Serpent: Tried re-applying my AS: Ceramique as suggested. Yet again, your advice pays off. 2c drop in idle and load temps. Rather than the suggested install from AS, I used the 'apply to one side & spread as thin as possible with a credit card' method on both the HS & CPU. Instant 2c. Thanks!
 

ucaggie

Junior Member
Sep 22, 2007
3
0
0
Originally posted by: SerpentRoyal
Originally posted by: ucaggie
I have a Big Typhoon with a Q6600 B3 on this IP35-E motherboard. I've remounted the BT at least 3 times, applied AS5 per website's instructions - using very little - and here are my core temps with EIST and C1E off:

*at idle all 4 cores' temps. are within 3C, at load all within 2C; VID=1.30v

Stock speed with vcore 1.30v:
Idle - 40C, Prime 95 load - 69C

Overclocked to 3.0 ghz with vcore 1.30v:
Idle - 44C, Prime 95 load - 74C

I heard that the BT isn't too great for quad cores? Would replacing the BT included fan with something like a 86.5 CFM Panaflo help with the temps.?

The medium speed 120 x 38 mm will drop temp about 2C. The big advantage of the Panaflo is higher static pressure at full speed, which will allow sufficient air flow to cool NB and MOSFET heat sinks.

B3 runs hotter than GO by about 10C under full load. You may also want to check the flatness of the CPU heat spreader and BT's copper base. Put a straight edge against the surface. There should be no gap. Also put the MB on a firm surface and apply a downward force of 30 to 40 lbs to the base of the BT. This will squish the thick AS5 for better heat transfer. Note that you will need to use more paste if you don't have a flat surface to "bridge" the air gaps.

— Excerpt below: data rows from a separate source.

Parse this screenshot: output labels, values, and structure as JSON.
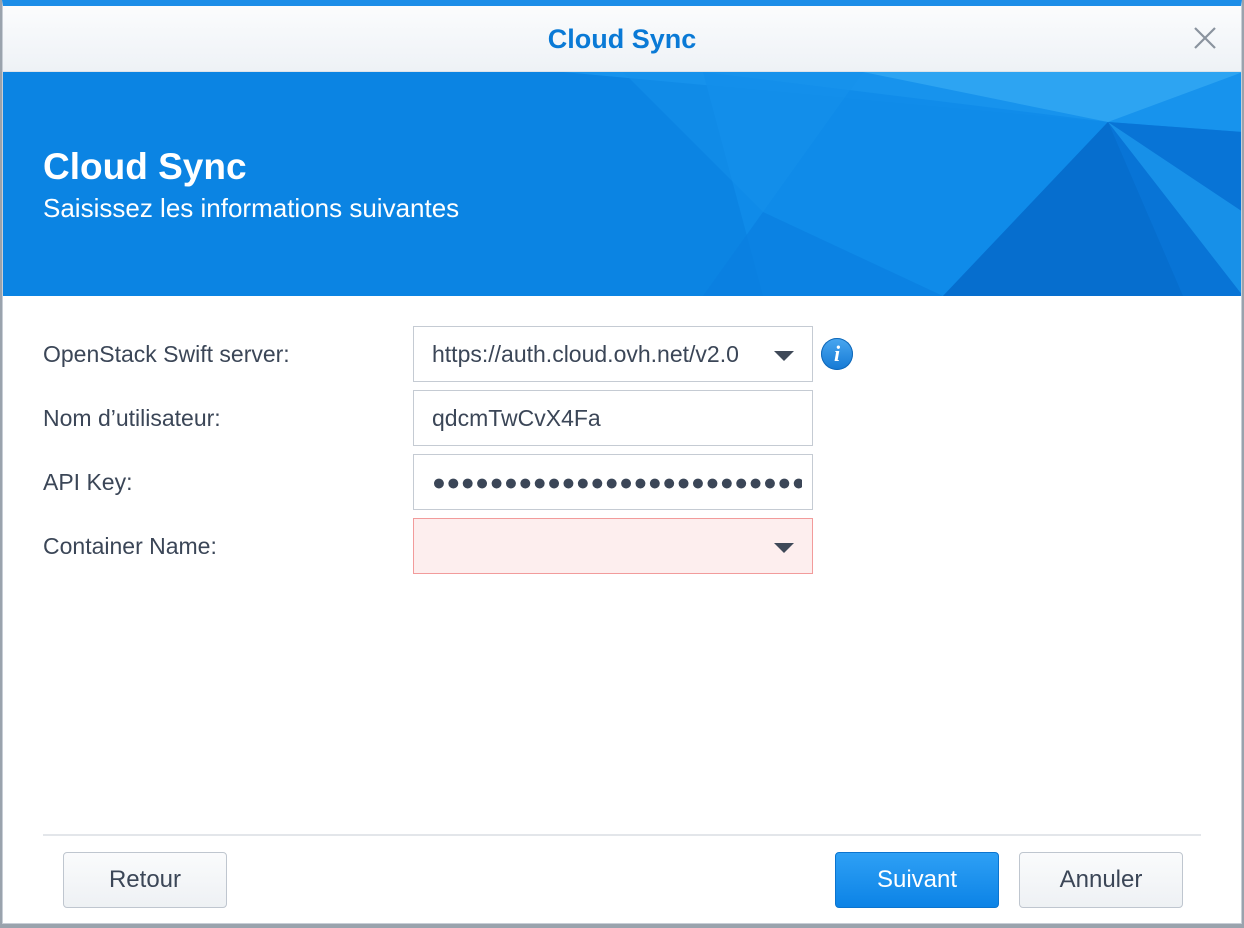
{
  "window": {
    "title": "Cloud Sync",
    "close_icon": "close-icon"
  },
  "banner": {
    "title": "Cloud Sync",
    "subtitle": "Saisissez les informations suivantes"
  },
  "form": {
    "server": {
      "label": "OpenStack Swift server:",
      "value": "https://auth.cloud.ovh.net/v2.0"
    },
    "username": {
      "label": "Nom d’utilisateur:",
      "value": "qdcmTwCvX4Fa"
    },
    "api_key": {
      "label": "API Key:",
      "value": "●●●●●●●●●●●●●●●●●●●●●●●●●●●●●●●●"
    },
    "container": {
      "label": "Container Name:",
      "value": ""
    },
    "info_icon_glyph": "i"
  },
  "buttons": {
    "back": "Retour",
    "next": "Suivant",
    "cancel": "Annuler"
  },
  "colors": {
    "accent": "#1c8ee8",
    "title_text": "#0a7ad6",
    "error_field": "#fdeeee",
    "error_border": "#f29b9b"
  }
}
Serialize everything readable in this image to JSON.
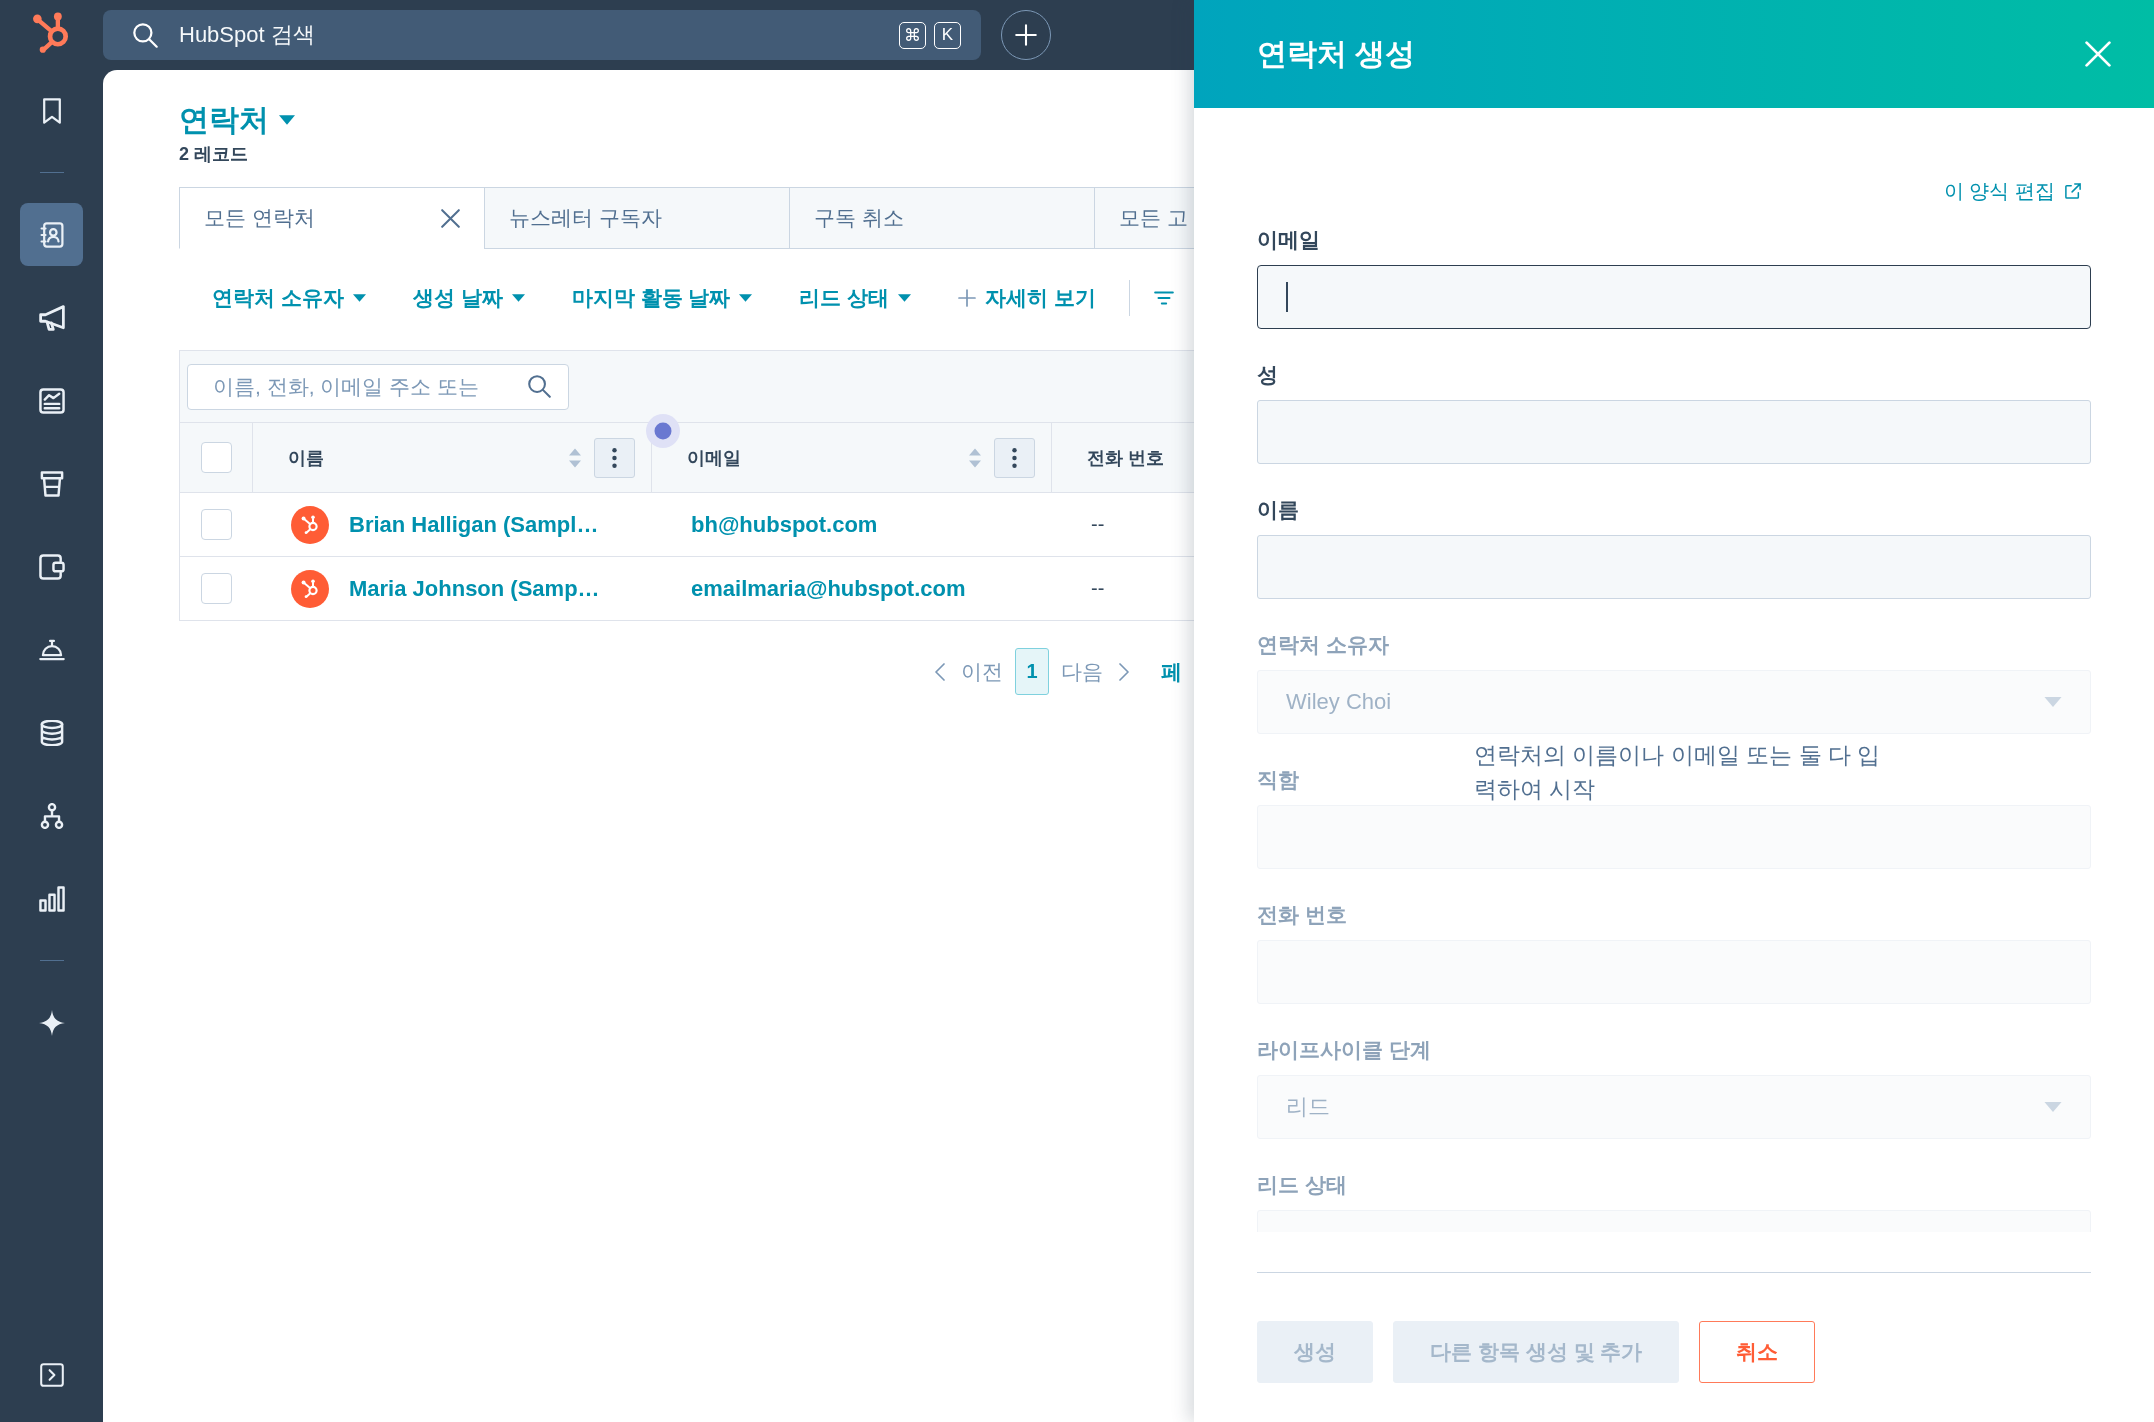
{
  "top_bar": {
    "search": {
      "placeholder": "HubSpot 검색",
      "shortcut_keys": [
        "⌘",
        "K"
      ]
    }
  },
  "sidebar": {
    "items": [
      {
        "selected": false
      },
      {
        "selected": true
      },
      {
        "selected": false
      },
      {
        "selected": false
      },
      {
        "selected": false
      },
      {
        "selected": false
      },
      {
        "selected": false
      },
      {
        "selected": false
      },
      {
        "selected": false
      },
      {
        "selected": false
      },
      {
        "selected": false
      }
    ]
  },
  "page_header": {
    "title": "연락처",
    "record_count": "2 레코드"
  },
  "view_tabs": [
    {
      "label": "모든 연락처",
      "selected": true
    },
    {
      "label": "뉴스레터 구독자",
      "selected": false
    },
    {
      "label": "구독 취소",
      "selected": false
    },
    {
      "label": "모든 고",
      "selected": false
    }
  ],
  "filters": [
    {
      "label": "연락처 소유자",
      "kind": "dropdown"
    },
    {
      "label": "생성 날짜",
      "kind": "dropdown"
    },
    {
      "label": "마지막 활동 날짜",
      "kind": "dropdown"
    },
    {
      "label": "리드 상태",
      "kind": "dropdown"
    },
    {
      "label": "자세히 보기",
      "kind": "add"
    }
  ],
  "table": {
    "search": {
      "placeholder": "이름, 전화, 이메일 주소 또는"
    },
    "select_all": {
      "checked": false
    },
    "columns": [
      {
        "label": "이름",
        "sortable": true
      },
      {
        "label": "이메일",
        "sortable": true
      },
      {
        "label": "전화 번호",
        "sortable": false
      }
    ],
    "rows": [
      {
        "checked": false,
        "name": "Brian Halligan (Sampl…",
        "email": "bh@hubspot.com",
        "phone": "--"
      },
      {
        "checked": false,
        "name": "Maria Johnson (Samp…",
        "email": "emailmaria@hubspot.com",
        "phone": "--"
      }
    ]
  },
  "pagination": {
    "previous": "이전",
    "current_page": "1",
    "next": "다음",
    "per_page_label": "페"
  },
  "create_panel": {
    "title": "연락처 생성",
    "edit_form_link": "이 양식 편집",
    "fields": [
      {
        "label": "이메일",
        "kind": "text",
        "focused": true,
        "disabled": false
      },
      {
        "label": "성",
        "kind": "text",
        "focused": false,
        "disabled": false
      },
      {
        "label": "이름",
        "kind": "text",
        "focused": false,
        "disabled": false
      },
      {
        "label": "연락처 소유자",
        "kind": "select",
        "value": "Wiley Choi",
        "focused": false,
        "disabled": true
      },
      {
        "label": "직함",
        "kind": "text",
        "focused": false,
        "disabled": true
      },
      {
        "label": "전화 번호",
        "kind": "text",
        "focused": false,
        "disabled": true
      },
      {
        "label": "라이프사이클 단계",
        "kind": "select",
        "value": "리드",
        "focused": false,
        "disabled": true
      },
      {
        "label": "리드 상태",
        "kind": "text",
        "focused": false,
        "disabled": true
      }
    ],
    "hint": "연락처의 이름이나 이메일 또는 둘 다 입력하여 시작",
    "buttons": [
      {
        "label": "생성",
        "kind": "primary",
        "disabled": true
      },
      {
        "label": "다른 항목 생성 및 추가",
        "kind": "secondary",
        "disabled": true
      },
      {
        "label": "취소",
        "kind": "cancel",
        "disabled": false
      }
    ]
  }
}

I tested the BT with med speed Panaflo vs the TR Ultra 120 Extreme. The Ultra is 3C cooler with my E4300 @ 3.47GHz.

Thanks Serpent. I used a credit card to spread the AS5 and yes, the BT wasn't making good contact with the heat spreader. With my Q6600 overclocked to 3.0 ghz, core temps are:

Before: 74 73 73 74
Now: 67 60 60 67

I'm trying to readjust my heatsink in order to get even pressure. Any tips? Also, I've spread the AS5 all around where the 4 cores are located on the heatspreader. Should I apply AS5 on the whole heatspreader or the majority of it?